Мне нельзя было не принять приглашения, потому что наступал уже вечер, и когда мы достигли аула Ахмета, то на небе зажглись первые звезды;

— В этих палатках, — сказал Ахмет, когда мы сошли с лошадей перед одной из них, — живет мое семейство, мои жены, дочери и внуки; надеюсь, ты не откажешься войти в мою собственную палатку, а я отправлюсь к сыновьям.

В эту минуту извнутри палатки отдернулся войлок, заменявший дверь, и на пороге ее появилась молодая девушка ослепительной красоты; позади ее стояла пожилая женщина с факелом в руках, свет которого падал на прелестную фигуру молодой красавицы. Я вижу ее как теперь, хотя тому прошло много лет. Длинные золотисто–белокурые волосы доходили у нее почти до пят, а глаза были черные, причем черты лица вовсе не указывали на ее киргизское происхождение. Как быстро она явилась предо мною, так же быстро и исчезла из моих глаз; она опустила занавес, и я только мог расслышать ее детский смех.

— Это моя внучка, Фатима, — сказал Ахмет, — она испугалась при виде постороннего. Теперь моя палатка свободна, да благословит Аллах тот час, когда ты переступишь ей порог! — добавил он, откидывая занавес.

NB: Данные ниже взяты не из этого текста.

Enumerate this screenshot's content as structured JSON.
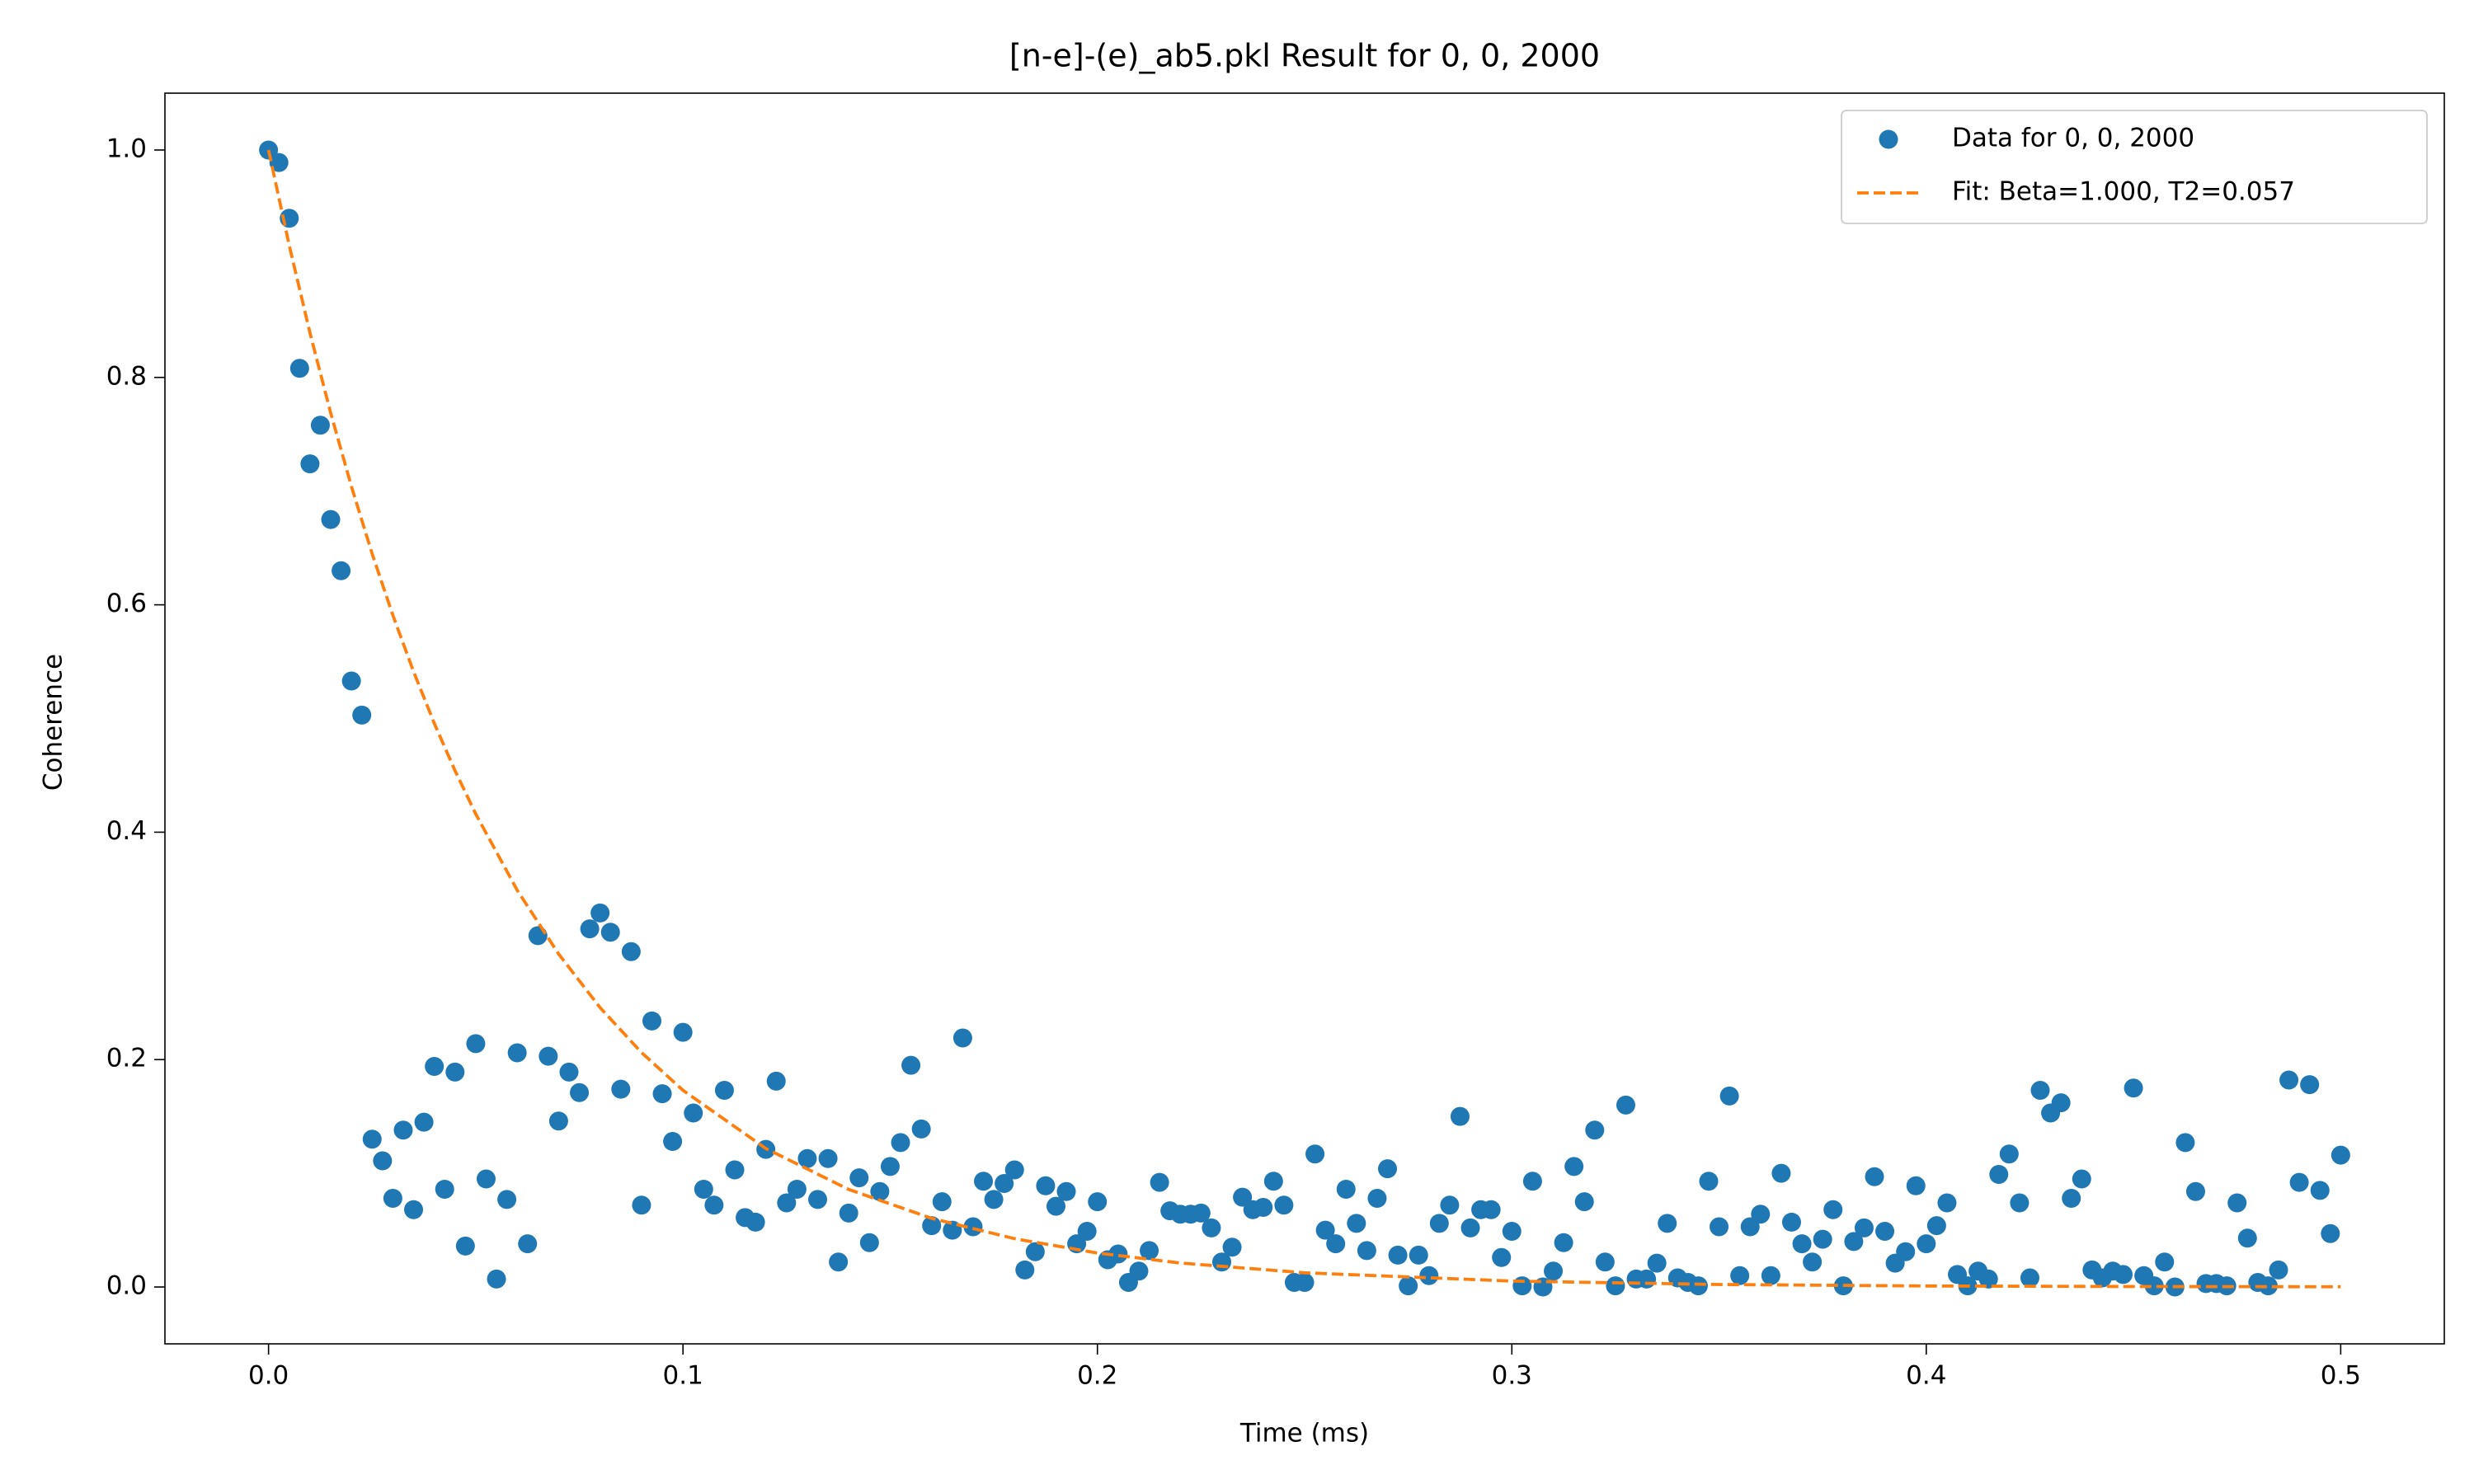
{
  "chart_data": {
    "type": "scatter",
    "title": "[n-e]-(e)_ab5.pkl Result for 0, 0, 2000",
    "xlabel": "Time (ms)",
    "ylabel": "Coherence",
    "xlim": [
      -0.025,
      0.525
    ],
    "ylim": [
      -0.05,
      1.05
    ],
    "xticks": [
      {
        "value": 0,
        "label": "0.0"
      },
      0.1,
      0.2,
      0.3,
      0.4,
      0.5
    ],
    "yticks": [
      {
        "value": 0,
        "label": "0.0"
      },
      0.2,
      0.4,
      0.6,
      0.8,
      {
        "value": 1,
        "label": "1.0"
      }
    ],
    "grid": false,
    "legend": "upper right",
    "series": [
      {
        "name": "Data for 0, 0, 2000",
        "type": "scatter",
        "color": "#1f77b4",
        "x": [
          0,
          0.0025,
          0.005,
          0.0075,
          0.01,
          0.0125,
          0.015,
          0.0175,
          0.02,
          0.0225,
          0.025,
          0.0275,
          0.03,
          0.0325,
          0.035,
          0.0375,
          0.04,
          0.0425,
          0.045,
          0.0475,
          0.05,
          0.0525,
          0.055,
          0.0575,
          0.06,
          0.0625,
          0.065,
          0.0675,
          0.07,
          0.0725,
          0.075,
          0.0775,
          0.08,
          0.0825,
          0.085,
          0.0875,
          0.09,
          0.0925,
          0.095,
          0.0975,
          0.1,
          0.1025,
          0.105,
          0.1075,
          0.11,
          0.1125,
          0.115,
          0.1175,
          0.12,
          0.1225,
          0.125,
          0.1275,
          0.13,
          0.1325,
          0.135,
          0.1375,
          0.14,
          0.1425,
          0.145,
          0.1475,
          0.15,
          0.1525,
          0.155,
          0.1575,
          0.16,
          0.1625,
          0.165,
          0.1675,
          0.17,
          0.1725,
          0.175,
          0.1775,
          0.18,
          0.1825,
          0.185,
          0.1875,
          0.19,
          0.1925,
          0.195,
          0.1975,
          0.2,
          0.2025,
          0.205,
          0.2075,
          0.21,
          0.2125,
          0.215,
          0.2175,
          0.22,
          0.2225,
          0.225,
          0.2275,
          0.23,
          0.2325,
          0.235,
          0.2375,
          0.24,
          0.2425,
          0.245,
          0.2475,
          0.25,
          0.2525,
          0.255,
          0.2575,
          0.26,
          0.2625,
          0.265,
          0.2675,
          0.27,
          0.2725,
          0.275,
          0.2775,
          0.28,
          0.2825,
          0.285,
          0.2875,
          0.29,
          0.2925,
          0.295,
          0.2975,
          0.3,
          0.3025,
          0.305,
          0.3075,
          0.31,
          0.3125,
          0.315,
          0.3175,
          0.32,
          0.3225,
          0.325,
          0.3275,
          0.33,
          0.3325,
          0.335,
          0.3375,
          0.34,
          0.3425,
          0.345,
          0.3475,
          0.35,
          0.3525,
          0.355,
          0.3575,
          0.36,
          0.3625,
          0.365,
          0.3675,
          0.37,
          0.3725,
          0.375,
          0.3775,
          0.38,
          0.3825,
          0.385,
          0.3875,
          0.39,
          0.3925,
          0.395,
          0.3975,
          0.4,
          0.4025,
          0.405,
          0.4075,
          0.41,
          0.4125,
          0.415,
          0.4175,
          0.42,
          0.4225,
          0.425,
          0.4275,
          0.43,
          0.4325,
          0.435,
          0.4375,
          0.44,
          0.4425,
          0.445,
          0.4475,
          0.45,
          0.4525,
          0.455,
          0.4575,
          0.46,
          0.4625,
          0.465,
          0.4675,
          0.47,
          0.4725,
          0.475,
          0.4775,
          0.48,
          0.4825,
          0.485,
          0.4875,
          0.49,
          0.4925,
          0.495,
          0.4975,
          0.5
        ],
        "values": [
          1.0,
          0.989,
          0.94,
          0.808,
          0.724,
          0.758,
          0.675,
          0.63,
          0.533,
          0.503,
          0.13,
          0.111,
          0.078,
          0.138,
          0.068,
          0.145,
          0.194,
          0.086,
          0.189,
          0.036,
          0.214,
          0.095,
          0.007,
          0.077,
          0.206,
          0.038,
          0.309,
          0.203,
          0.146,
          0.189,
          0.171,
          0.315,
          0.329,
          0.312,
          0.174,
          0.295,
          0.072,
          0.234,
          0.17,
          0.128,
          0.224,
          0.153,
          0.086,
          0.072,
          0.173,
          0.103,
          0.061,
          0.057,
          0.121,
          0.181,
          0.074,
          0.086,
          0.113,
          0.077,
          0.113,
          0.022,
          0.065,
          0.096,
          0.039,
          0.084,
          0.106,
          0.127,
          0.195,
          0.139,
          0.054,
          0.075,
          0.05,
          0.219,
          0.053,
          0.093,
          0.077,
          0.091,
          0.103,
          0.015,
          0.031,
          0.089,
          0.071,
          0.084,
          0.038,
          0.049,
          0.075,
          0.024,
          0.029,
          0.004,
          0.014,
          0.032,
          0.092,
          0.067,
          0.064,
          0.064,
          0.065,
          0.052,
          0.022,
          0.035,
          0.079,
          0.068,
          0.07,
          0.093,
          0.072,
          0.004,
          0.004,
          0.117,
          0.05,
          0.038,
          0.086,
          0.056,
          0.032,
          0.078,
          0.104,
          0.028,
          0.001,
          0.028,
          0.01,
          0.056,
          0.072,
          0.15,
          0.052,
          0.068,
          0.068,
          0.026,
          0.049,
          0.001,
          0.093,
          0.0,
          0.014,
          0.039,
          0.106,
          0.075,
          0.138,
          0.022,
          0.001,
          0.16,
          0.007,
          0.007,
          0.021,
          0.056,
          0.008,
          0.004,
          0.001,
          0.093,
          0.053,
          0.168,
          0.01,
          0.053,
          0.064,
          0.01,
          0.1,
          0.057,
          0.038,
          0.022,
          0.042,
          0.068,
          0.001,
          0.04,
          0.052,
          0.097,
          0.049,
          0.021,
          0.031,
          0.089,
          0.038,
          0.054,
          0.074,
          0.011,
          0.001,
          0.014,
          0.007,
          0.099,
          0.117,
          0.074,
          0.008,
          0.173,
          0.153,
          0.162,
          0.078,
          0.095,
          0.015,
          0.008,
          0.014,
          0.011,
          0.175,
          0.01,
          0.001,
          0.022,
          0.0,
          0.127,
          0.084,
          0.003,
          0.003,
          0.001,
          0.074,
          0.043,
          0.004,
          0.001,
          0.015,
          0.182,
          0.092,
          0.178,
          0.085,
          0.047,
          0.116
        ]
      },
      {
        "name": "Fit: Beta=1.000, T2=0.057",
        "type": "line",
        "dashed": true,
        "color": "#ff7f0e",
        "x": [
          0,
          0.005,
          0.01,
          0.015,
          0.02,
          0.025,
          0.03,
          0.035,
          0.04,
          0.045,
          0.05,
          0.06,
          0.07,
          0.08,
          0.09,
          0.1,
          0.12,
          0.14,
          0.16,
          0.18,
          0.2,
          0.22,
          0.25,
          0.3,
          0.35,
          0.4,
          0.45,
          0.5
        ],
        "values": [
          1,
          0.916,
          0.8391,
          0.7686,
          0.7041,
          0.6449,
          0.5908,
          0.5412,
          0.4957,
          0.4541,
          0.416,
          0.349,
          0.2929,
          0.2457,
          0.2062,
          0.173,
          0.1218,
          0.0858,
          0.0604,
          0.0425,
          0.0299,
          0.0211,
          0.0125,
          0.0052,
          0.0022,
          0.0009,
          0.0004,
          0.0002
        ]
      }
    ]
  }
}
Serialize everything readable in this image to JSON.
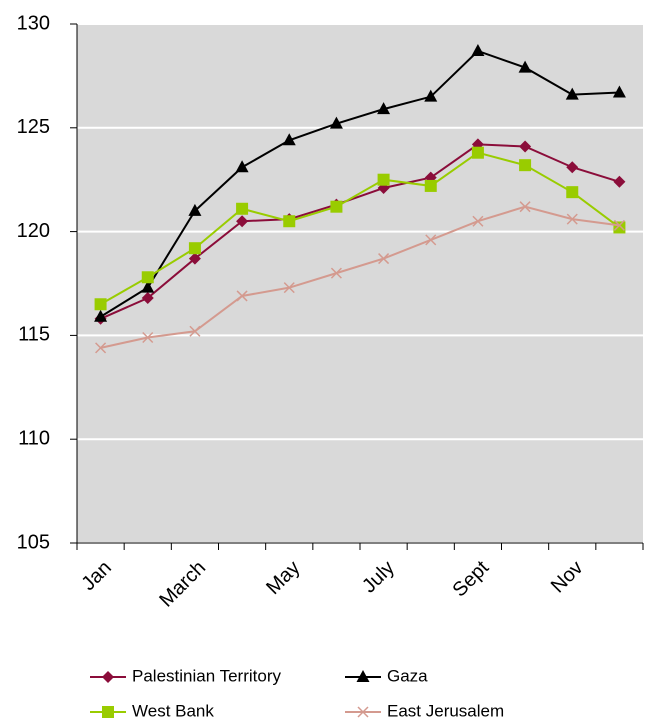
{
  "chart_data": {
    "type": "line",
    "categories": [
      "Jan",
      null,
      "March",
      null,
      "May",
      null,
      "July",
      null,
      "Sept",
      null,
      "Nov",
      null
    ],
    "series": [
      {
        "name": "Palestinian Territory",
        "color": "#8b0d3a",
        "marker": "diamond",
        "values": [
          115.8,
          116.8,
          118.7,
          120.5,
          120.6,
          121.3,
          122.1,
          122.6,
          124.2,
          124.1,
          123.1,
          122.4
        ]
      },
      {
        "name": "Gaza",
        "color": "#000000",
        "marker": "triangle",
        "values": [
          115.9,
          117.3,
          121.0,
          123.1,
          124.4,
          125.2,
          125.9,
          126.5,
          128.7,
          127.9,
          126.6,
          126.7
        ]
      },
      {
        "name": "West Bank",
        "color": "#99cc00",
        "marker": "square",
        "values": [
          116.5,
          117.8,
          119.2,
          121.1,
          120.5,
          121.2,
          122.5,
          122.2,
          123.8,
          123.2,
          121.9,
          120.2
        ]
      },
      {
        "name": "East Jerusalem",
        "color": "#d49a8f",
        "marker": "x",
        "values": [
          114.4,
          114.9,
          115.2,
          116.9,
          117.3,
          118.0,
          118.7,
          119.6,
          120.5,
          121.2,
          120.6,
          120.3
        ]
      }
    ],
    "ylim": [
      105,
      130
    ],
    "yticks": [
      105,
      110,
      115,
      120,
      125,
      130
    ],
    "grid": true,
    "legend": "bottom"
  }
}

И Аллах услышал старика. С этой минуты в моей жизни взошла звезда счастия, и мое сердце наполнилось таким блаженным чувством, какого я еще никогда не испытывал и о котором даже не смел мечтать; к чему рассказывать вам о времени, которое началось тогда для меня? Позвольте мне быть кратким.

— Женщины и особенно девушки пользуются у киргизов и узбеков большей свободой, чем предписывается кораном. Я еще раз увидел Фатиму и полюбил это дитя природы со всею страстью молодого сердца, а вскоре узнал, что и сам был любим взаимно. Прошло несколько месяцев. Я сопровождал узбеков на охоте, принимал участие в их походах, жил в одной палатке с Ахметом, который обращался со мной как с членом своего семейства, словом, я, незаметно для самого себя, превратился в настоящего узбека. Ахмет не имел ни малейшего подозрения в том, что удерживало меня в его палатке, такая мысль должна была казаться невозможною ему, строгому магометанину. Я не мог долее злоупотреблять его доверием, откровенно признался ему в своей любви к Фатиме и просил ее руки.

— Счастье наше в твоих руках, — сказал я ему, — потому что внучка твоя тоже любит меня. Я не желаю большего счастия на земле, как жить с нею под одним кровом; твой аул навсегда сделается моим отечеством.

Ахмет спокойно выслушал меня.

— Располагай моей жизнью, — отвечал он, — ты спас ее, но не требуй от меня того, что я, как правоверный, не могу сделать для христианина. Все, все, только не это!..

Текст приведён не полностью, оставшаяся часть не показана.